What to do at bedtime
- When you go to bed, if you have a partner, make sure you connect with them before you sleep – a simple goodnight kiss and hug does wonders for good sleep vibes, as love releases natural endorphins to aid sleep. Never go to bed without settling an argument!
- If you have some sleep music, turn it on now. Let the music wash over you for a while and then start listening carefully to each note in the music and try to listen for the little gaps, the silences, between the individual notes.
- When you’re ready to sleep, focus on relaxing instead of falling asleep. Lie flat on your back if that’s comfortable for you, otherwise in whatever position you find most comfortable. Scan through your body looking for areas that are tense, then consciously relax in those areas. A good way to relax any area of your body is to feel your breath there – just take a deep breath and follow the path of that breath from your mouth to wherever you feel tense.
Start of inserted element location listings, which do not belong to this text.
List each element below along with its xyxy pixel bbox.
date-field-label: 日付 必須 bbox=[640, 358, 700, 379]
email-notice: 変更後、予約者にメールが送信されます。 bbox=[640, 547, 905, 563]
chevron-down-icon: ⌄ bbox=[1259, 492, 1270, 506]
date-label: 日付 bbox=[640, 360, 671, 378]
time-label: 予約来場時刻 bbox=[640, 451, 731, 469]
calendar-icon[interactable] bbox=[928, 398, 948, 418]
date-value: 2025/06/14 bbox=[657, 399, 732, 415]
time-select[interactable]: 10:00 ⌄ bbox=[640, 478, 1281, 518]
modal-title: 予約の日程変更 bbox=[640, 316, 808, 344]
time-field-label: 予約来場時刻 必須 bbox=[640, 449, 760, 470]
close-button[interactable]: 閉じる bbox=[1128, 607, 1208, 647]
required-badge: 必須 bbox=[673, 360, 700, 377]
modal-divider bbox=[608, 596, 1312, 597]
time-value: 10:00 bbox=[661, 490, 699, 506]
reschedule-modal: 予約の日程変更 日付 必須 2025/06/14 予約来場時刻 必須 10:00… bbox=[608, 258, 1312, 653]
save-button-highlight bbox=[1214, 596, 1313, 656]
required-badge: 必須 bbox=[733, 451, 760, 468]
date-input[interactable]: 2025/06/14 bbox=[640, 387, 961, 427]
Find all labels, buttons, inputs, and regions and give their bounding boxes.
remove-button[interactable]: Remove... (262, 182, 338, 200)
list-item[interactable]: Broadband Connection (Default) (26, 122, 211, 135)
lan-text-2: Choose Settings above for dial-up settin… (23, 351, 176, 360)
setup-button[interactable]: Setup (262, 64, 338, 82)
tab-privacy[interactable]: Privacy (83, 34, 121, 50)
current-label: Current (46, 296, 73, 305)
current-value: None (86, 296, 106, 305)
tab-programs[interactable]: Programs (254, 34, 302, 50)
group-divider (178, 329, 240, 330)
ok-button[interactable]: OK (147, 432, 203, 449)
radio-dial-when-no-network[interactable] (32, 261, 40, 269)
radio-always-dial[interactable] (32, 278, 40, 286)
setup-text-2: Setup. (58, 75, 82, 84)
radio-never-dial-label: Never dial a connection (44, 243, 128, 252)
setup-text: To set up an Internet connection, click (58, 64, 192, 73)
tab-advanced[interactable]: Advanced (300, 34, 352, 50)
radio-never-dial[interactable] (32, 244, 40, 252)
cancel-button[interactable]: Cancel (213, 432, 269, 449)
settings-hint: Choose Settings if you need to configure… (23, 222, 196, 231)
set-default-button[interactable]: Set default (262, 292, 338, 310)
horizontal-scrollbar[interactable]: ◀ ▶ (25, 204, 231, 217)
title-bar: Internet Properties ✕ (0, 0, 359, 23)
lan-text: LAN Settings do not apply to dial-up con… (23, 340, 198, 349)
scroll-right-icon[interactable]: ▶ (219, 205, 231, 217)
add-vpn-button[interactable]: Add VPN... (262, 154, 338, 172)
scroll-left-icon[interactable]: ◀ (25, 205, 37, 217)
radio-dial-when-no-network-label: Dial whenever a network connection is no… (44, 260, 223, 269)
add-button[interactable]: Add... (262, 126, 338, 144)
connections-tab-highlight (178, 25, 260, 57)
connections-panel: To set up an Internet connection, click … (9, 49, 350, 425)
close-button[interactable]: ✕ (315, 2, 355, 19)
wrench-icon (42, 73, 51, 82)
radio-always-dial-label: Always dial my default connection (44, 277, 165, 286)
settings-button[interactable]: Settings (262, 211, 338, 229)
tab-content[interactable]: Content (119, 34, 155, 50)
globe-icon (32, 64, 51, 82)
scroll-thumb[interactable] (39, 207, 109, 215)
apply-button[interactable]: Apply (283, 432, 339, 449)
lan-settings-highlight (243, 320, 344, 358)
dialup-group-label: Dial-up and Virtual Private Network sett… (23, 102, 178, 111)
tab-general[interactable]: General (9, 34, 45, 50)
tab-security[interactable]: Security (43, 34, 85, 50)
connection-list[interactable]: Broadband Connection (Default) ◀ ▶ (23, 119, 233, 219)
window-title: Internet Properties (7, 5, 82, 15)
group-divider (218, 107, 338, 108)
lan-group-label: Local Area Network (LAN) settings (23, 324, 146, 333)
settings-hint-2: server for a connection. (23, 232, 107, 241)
Let your breath massage the area to release tension.
- Once you’ve released any tense areas, go through your body, starting with your feet, and think about how hard each part of your body has worked throughout the day. Remind your feet that they’ve carried you around all day and deserve to rest now, tell your instep that it’s been working hard supporting your weight, your ankles that they’ve bent and bent hundreds of times throughout the day , and so on, all the way up from your body to the top of your head.
- If you wake up during the night, repeat these steps to get back to sleep.